Part of me says I should just let it go, not worry...my loves love me just as I am, so I should make peace with my body as it is, and get over it. Enjoy life. Take big bites.

And part of me still wants to be able to buy clothes off the rack, and be able to feel good enough about my body to show it off in things from Victoria Secret and wear all those incredibly sexy slinky things that just don't come in my size (and yes, I know there's plenty out there that *is* in my size...but the stuff I like tends to not be included).
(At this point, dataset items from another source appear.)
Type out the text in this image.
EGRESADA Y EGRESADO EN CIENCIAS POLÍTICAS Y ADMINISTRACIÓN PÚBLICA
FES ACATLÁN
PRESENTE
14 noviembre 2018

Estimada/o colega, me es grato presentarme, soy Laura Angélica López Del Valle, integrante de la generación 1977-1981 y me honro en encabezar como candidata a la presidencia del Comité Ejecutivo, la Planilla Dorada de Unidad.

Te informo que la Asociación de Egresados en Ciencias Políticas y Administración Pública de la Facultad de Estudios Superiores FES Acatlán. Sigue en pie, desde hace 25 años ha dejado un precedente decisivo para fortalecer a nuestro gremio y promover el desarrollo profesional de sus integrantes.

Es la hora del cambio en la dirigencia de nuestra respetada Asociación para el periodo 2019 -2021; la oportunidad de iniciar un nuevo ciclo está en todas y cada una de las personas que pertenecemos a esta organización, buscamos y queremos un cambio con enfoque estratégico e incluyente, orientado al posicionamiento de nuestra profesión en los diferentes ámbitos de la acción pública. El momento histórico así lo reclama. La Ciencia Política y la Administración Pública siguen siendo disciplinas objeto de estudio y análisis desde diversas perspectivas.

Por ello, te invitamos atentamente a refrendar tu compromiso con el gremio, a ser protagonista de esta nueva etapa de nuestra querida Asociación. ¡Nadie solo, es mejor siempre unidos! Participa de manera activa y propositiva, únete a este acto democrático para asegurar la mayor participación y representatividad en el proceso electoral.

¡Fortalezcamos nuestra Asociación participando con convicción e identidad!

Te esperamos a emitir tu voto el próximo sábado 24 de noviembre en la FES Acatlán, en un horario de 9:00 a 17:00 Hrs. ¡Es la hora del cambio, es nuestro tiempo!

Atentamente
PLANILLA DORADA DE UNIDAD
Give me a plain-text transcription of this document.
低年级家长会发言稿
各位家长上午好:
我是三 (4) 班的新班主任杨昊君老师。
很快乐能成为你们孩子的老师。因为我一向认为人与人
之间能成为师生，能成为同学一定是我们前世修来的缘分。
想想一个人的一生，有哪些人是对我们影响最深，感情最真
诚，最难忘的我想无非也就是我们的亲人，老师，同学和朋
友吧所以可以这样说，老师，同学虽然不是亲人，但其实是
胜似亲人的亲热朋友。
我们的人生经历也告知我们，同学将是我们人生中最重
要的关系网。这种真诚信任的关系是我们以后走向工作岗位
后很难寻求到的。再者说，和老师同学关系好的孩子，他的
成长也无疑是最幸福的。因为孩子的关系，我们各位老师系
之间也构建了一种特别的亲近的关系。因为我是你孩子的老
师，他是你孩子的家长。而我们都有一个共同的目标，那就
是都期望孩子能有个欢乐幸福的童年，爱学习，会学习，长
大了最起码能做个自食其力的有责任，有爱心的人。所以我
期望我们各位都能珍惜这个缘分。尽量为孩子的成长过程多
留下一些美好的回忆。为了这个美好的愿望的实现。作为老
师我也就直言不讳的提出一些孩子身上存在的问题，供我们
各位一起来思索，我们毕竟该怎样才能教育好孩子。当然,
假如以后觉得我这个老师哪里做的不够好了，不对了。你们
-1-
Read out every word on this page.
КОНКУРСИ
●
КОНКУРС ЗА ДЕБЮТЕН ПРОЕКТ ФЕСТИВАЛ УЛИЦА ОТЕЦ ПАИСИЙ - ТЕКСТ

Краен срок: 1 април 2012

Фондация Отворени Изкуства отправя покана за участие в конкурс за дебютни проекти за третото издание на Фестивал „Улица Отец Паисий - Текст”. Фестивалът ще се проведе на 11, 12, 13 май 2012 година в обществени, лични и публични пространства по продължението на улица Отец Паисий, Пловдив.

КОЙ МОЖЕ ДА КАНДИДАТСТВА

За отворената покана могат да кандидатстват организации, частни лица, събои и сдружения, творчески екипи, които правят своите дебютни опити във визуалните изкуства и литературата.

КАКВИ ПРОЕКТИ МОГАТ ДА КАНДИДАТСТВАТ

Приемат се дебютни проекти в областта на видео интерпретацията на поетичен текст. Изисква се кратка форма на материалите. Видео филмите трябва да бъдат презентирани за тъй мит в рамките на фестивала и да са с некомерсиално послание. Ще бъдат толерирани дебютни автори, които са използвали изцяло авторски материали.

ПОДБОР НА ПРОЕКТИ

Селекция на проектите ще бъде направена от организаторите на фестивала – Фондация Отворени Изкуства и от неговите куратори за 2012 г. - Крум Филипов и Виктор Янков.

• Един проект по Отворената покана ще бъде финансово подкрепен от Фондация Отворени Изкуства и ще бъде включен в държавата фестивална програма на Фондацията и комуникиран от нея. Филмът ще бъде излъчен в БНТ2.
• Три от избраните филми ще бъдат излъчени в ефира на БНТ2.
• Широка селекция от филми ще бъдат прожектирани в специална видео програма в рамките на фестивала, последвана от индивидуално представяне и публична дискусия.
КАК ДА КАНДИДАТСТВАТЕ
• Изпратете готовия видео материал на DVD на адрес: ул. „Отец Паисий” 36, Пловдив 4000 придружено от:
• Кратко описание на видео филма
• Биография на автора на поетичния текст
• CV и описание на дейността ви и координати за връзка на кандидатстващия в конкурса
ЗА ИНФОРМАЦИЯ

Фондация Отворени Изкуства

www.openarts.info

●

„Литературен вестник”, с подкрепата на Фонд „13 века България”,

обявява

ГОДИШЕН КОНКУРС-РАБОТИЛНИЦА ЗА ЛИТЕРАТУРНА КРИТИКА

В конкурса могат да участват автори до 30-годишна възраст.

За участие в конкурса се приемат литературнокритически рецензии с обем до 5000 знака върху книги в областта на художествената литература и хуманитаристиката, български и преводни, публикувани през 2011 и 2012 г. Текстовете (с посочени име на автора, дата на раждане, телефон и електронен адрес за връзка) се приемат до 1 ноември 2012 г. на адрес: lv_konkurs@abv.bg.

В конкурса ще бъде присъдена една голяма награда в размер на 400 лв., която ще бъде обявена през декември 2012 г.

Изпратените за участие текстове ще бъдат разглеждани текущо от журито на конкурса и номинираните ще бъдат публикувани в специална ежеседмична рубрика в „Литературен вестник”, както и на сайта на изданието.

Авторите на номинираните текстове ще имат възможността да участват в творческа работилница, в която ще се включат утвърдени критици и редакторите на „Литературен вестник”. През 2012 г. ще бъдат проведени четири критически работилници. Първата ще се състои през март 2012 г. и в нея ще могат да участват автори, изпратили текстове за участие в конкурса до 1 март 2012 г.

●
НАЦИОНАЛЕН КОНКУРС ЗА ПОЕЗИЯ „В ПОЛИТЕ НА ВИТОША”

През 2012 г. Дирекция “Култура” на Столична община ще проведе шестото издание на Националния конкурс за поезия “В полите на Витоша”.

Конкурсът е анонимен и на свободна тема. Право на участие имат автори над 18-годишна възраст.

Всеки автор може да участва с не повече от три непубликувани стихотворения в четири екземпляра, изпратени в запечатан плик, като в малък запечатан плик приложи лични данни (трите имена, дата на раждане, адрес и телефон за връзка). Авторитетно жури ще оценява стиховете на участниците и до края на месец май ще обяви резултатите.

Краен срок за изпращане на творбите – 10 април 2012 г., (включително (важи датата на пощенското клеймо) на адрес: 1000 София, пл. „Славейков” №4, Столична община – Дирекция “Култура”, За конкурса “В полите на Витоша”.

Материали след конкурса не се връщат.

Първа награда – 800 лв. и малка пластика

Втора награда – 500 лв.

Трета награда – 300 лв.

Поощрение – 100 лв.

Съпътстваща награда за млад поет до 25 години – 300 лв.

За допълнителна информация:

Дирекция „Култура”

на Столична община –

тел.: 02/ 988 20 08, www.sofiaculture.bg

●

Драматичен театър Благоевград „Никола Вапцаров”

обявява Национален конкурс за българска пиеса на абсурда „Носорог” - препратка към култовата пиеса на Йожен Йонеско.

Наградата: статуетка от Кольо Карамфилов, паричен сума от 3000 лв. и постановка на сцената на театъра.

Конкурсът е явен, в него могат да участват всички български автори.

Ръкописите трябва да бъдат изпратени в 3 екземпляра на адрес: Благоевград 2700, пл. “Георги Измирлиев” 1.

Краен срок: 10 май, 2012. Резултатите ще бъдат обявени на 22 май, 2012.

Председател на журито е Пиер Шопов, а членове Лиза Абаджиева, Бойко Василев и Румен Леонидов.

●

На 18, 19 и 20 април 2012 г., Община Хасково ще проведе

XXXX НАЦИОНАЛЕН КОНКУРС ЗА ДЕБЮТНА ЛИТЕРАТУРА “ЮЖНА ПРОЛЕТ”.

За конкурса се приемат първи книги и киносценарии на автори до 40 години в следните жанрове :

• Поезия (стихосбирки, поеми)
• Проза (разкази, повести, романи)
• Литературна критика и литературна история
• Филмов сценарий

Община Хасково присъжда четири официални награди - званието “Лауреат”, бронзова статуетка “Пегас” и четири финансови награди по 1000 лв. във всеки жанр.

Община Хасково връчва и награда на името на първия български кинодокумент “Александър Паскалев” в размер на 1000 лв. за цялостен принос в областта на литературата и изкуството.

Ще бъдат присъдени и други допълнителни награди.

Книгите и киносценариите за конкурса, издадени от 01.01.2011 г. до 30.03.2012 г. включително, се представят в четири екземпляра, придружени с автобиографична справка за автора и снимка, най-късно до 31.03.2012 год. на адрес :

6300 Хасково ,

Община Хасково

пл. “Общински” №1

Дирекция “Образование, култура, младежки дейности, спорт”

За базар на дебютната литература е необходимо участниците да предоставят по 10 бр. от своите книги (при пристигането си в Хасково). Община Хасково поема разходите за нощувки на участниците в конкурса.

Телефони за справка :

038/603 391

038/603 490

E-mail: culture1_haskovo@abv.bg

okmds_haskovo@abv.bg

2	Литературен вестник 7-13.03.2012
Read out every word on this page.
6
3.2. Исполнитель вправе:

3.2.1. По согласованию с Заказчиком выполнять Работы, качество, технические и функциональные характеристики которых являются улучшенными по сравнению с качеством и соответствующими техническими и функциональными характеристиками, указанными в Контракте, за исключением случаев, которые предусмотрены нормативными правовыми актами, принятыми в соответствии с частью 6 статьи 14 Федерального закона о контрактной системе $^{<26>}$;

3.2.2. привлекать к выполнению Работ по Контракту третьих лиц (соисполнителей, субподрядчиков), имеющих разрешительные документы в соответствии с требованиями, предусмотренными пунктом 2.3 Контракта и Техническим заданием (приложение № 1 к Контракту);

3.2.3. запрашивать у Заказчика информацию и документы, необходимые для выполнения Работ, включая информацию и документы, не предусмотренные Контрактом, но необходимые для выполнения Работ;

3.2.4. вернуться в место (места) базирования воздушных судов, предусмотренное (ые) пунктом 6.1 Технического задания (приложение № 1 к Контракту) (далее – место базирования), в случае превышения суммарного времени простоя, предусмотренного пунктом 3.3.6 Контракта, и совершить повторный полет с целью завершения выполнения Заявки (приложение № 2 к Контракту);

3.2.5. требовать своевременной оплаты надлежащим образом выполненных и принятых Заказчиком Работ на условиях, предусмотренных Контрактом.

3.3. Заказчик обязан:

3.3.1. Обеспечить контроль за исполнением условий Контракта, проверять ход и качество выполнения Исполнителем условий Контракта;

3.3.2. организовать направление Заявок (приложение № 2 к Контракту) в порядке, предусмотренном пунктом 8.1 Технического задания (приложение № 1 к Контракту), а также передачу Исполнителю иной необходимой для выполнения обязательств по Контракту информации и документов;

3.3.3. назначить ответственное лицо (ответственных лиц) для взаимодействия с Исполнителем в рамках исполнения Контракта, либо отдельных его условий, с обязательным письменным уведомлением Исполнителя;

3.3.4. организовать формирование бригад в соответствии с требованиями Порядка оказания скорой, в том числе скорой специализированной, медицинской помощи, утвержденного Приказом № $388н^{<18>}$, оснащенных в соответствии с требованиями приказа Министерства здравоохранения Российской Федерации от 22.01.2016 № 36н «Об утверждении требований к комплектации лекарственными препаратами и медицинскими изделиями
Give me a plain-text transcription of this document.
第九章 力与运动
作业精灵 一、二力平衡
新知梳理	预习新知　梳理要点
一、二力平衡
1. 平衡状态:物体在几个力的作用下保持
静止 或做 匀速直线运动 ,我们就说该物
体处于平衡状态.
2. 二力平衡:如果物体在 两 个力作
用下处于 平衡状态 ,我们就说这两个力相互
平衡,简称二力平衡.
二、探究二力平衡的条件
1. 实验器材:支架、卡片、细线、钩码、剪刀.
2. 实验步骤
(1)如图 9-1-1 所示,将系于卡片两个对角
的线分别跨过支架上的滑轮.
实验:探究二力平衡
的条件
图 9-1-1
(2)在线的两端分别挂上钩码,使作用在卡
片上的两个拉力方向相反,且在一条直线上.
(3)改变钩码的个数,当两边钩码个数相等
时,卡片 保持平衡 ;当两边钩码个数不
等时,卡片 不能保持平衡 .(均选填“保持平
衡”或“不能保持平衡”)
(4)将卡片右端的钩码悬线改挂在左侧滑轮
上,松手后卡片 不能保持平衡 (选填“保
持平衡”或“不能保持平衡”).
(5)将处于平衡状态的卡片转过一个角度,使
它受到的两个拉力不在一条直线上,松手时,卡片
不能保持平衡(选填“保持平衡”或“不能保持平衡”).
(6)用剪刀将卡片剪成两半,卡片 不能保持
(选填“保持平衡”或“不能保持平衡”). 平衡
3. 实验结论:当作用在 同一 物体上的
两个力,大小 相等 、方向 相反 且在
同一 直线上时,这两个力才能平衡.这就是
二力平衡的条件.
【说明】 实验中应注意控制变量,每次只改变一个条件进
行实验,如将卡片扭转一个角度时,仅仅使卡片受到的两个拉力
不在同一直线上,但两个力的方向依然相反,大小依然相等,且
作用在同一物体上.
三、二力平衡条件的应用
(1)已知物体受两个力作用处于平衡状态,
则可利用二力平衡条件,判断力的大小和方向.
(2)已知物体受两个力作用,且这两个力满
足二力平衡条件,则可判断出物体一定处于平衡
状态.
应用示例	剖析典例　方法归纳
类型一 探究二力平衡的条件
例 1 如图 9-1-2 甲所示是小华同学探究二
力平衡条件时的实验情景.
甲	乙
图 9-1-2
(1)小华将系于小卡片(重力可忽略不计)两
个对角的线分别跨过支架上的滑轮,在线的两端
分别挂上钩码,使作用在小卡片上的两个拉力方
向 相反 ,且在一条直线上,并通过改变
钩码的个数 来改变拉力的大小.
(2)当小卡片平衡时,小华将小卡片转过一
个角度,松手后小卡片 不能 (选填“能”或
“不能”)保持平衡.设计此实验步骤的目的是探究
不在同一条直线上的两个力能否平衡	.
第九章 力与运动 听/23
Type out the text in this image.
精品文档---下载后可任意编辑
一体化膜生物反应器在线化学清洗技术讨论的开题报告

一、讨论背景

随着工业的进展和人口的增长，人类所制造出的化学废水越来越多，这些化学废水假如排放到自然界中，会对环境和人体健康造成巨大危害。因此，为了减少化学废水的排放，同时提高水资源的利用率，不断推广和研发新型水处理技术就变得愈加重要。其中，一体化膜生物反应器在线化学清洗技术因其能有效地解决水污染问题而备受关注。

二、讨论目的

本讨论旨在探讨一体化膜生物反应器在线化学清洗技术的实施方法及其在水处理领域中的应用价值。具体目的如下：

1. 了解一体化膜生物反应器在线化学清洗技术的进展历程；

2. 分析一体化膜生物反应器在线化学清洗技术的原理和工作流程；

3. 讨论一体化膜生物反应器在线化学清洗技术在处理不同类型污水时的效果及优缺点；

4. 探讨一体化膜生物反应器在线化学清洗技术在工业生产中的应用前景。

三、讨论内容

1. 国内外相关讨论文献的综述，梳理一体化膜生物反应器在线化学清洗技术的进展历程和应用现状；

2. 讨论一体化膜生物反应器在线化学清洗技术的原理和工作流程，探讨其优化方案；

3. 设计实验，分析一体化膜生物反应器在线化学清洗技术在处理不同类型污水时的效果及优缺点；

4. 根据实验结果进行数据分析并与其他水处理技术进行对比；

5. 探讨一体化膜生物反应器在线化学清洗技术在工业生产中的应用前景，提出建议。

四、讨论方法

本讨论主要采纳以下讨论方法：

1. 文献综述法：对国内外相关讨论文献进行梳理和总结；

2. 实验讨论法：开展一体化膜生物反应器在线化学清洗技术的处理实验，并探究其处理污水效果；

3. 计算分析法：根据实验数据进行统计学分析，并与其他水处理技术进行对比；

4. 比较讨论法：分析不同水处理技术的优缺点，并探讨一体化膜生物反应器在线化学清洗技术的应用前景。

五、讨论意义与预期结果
The fact is, I should be able to combine the two sides of my brain. Because there's no reason to put off living or being happy with myself until I "do XYZ", whatever XYZ happens to be. But there are self-esteem/body-image/sexual-identity things all tied up in my size and my body that makes it tough.

*heavy sigh*

SO. I'm considering Weight Watchers. I have several friends who are doing really well on it, they have a lower-carb option now (at least they did when I was checking it out last year), I've done it before and it worked for keeping me healthy anyway (in both cases I was pregnant - I stayed healthy and actually lost weight through the pregnancies - meaning I *didn't* gain weight even though the baby was, and trust me, those were BIG babies - but after baby was born I stopped going and stopped taking care of myself, and of course gained it all back and then some). I'd considered doing just the online option last year...but I'm thinking maybe if I go to actual meetings it would be more motivating. So, I'm considering. I found the closest meeting spot, and they have morning meetings on Tuesdays and Thursdays. My loves are willing to eat healthy meals with me (they were AWESOME sports about trying new stuff when I was on plan before, and I definitely find if I can experiment with new recipes I'm more motivated to stay "on plan").

The bigger issue - honestly - is that if I'm going to do this, I need to do it all the way. Make a REAL lifestyle change. Get off the couch (okay...get off the computer chair), and make exercise a part of my daily life. Which I don't know if I can do without some kind of goal like a marathon...but I don't know that I want to commit to something that huge right now. When I was training for Disney, I got to the point where walking was JOY, going to the gym was fun (and meditative), and I felt *fit*(even if I wasn't "thin")...and that's what I want. To feel *fit* again. So I need to make some decisions and make a committment if I'm going to do this. And figure out what I can do that will actually fit with my schedule and lifestyle as it is (because there are things I'm not willing to change...like getting enough time with my loves and my kids).

Pondering is.
Wisdom/advice/thoughts/ideas/feedback actively encouraged (cross-posting to my LJ to make it easier for folks to comment).